Но эти обобщения не объясняли волнения в груди, трепета в диафрагме. Карие глаза девушки были огромными и глубокими, как океан. Зрачки, расширяясь и сжимаясь в такт биению сердца, отчаянно искали его глаз, а потом с неугомонностью бабочки порхали по его лицу, не останавливаясь ни на миг. Ее ладонь легла на его затылок, и он почувствовал, что череп его окружен теплотой. О чем она думает?

О чем он думает? О чем он думает? Их губы соприкоснулись, и томление исчезло.

Когда они открыли глаза, все было ясно. Они глядели друг на друга. Они знали друг друга еще до рождения; они будут знать друг друга за гробом. Они неразрывны. Одна из загадок жизни стала понятна.

— La bella Fiorentina, la bella Fiorentina, — ворковал Ганс, укачивая ее в объятьях. Настало время для нежных пустяков, своего рода смирения, взгляда в безмятежную старость.

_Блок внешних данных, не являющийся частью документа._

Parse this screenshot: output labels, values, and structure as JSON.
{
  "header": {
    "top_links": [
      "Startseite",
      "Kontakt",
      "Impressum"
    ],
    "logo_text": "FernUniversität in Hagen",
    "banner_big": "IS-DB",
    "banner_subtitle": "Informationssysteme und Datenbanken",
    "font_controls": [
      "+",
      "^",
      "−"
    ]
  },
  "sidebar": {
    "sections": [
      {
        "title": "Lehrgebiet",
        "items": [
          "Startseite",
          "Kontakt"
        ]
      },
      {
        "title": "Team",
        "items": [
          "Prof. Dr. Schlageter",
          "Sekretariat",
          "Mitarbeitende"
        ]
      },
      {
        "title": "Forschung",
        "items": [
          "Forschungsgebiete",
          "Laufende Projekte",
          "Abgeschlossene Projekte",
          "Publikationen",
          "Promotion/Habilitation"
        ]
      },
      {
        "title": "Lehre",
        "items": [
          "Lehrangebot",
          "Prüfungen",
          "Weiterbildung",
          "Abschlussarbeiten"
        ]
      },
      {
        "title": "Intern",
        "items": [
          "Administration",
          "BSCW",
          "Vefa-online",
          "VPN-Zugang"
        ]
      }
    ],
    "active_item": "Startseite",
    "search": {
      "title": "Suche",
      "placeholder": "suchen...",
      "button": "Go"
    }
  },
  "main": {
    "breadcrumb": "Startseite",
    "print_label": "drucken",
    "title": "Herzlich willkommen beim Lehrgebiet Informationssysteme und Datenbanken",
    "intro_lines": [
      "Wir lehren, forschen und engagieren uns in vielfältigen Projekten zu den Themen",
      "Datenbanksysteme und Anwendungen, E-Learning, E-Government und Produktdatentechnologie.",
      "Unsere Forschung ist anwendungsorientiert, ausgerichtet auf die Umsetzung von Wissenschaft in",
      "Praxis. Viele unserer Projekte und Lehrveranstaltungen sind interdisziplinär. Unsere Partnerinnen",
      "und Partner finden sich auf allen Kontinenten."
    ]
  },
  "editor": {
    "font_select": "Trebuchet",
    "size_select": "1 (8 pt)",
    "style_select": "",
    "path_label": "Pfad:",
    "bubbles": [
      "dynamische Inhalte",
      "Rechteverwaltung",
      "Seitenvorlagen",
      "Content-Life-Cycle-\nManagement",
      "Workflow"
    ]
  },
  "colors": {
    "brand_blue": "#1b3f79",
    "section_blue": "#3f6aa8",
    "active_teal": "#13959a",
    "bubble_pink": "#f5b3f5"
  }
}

Тереза признательно улыбнулась.

— Почему ты называешь меня Fiorentina? — спросила она. — Я не из Флоренции.

— Имеет это значение? — ответил Ганс.

— Нет.

А потом, словно не было более важных тем для разговора, Ганс спросил, откуда она.

— Из деревушки в нескольких километрах к северу, — ответила Тереза. — Возможно, ты слышал о ней. Сан-Рокко аль Монте.

Ганс на миг нахмурился. Те события казались очень давними, и он обрел нечто неизмеримо более значительное.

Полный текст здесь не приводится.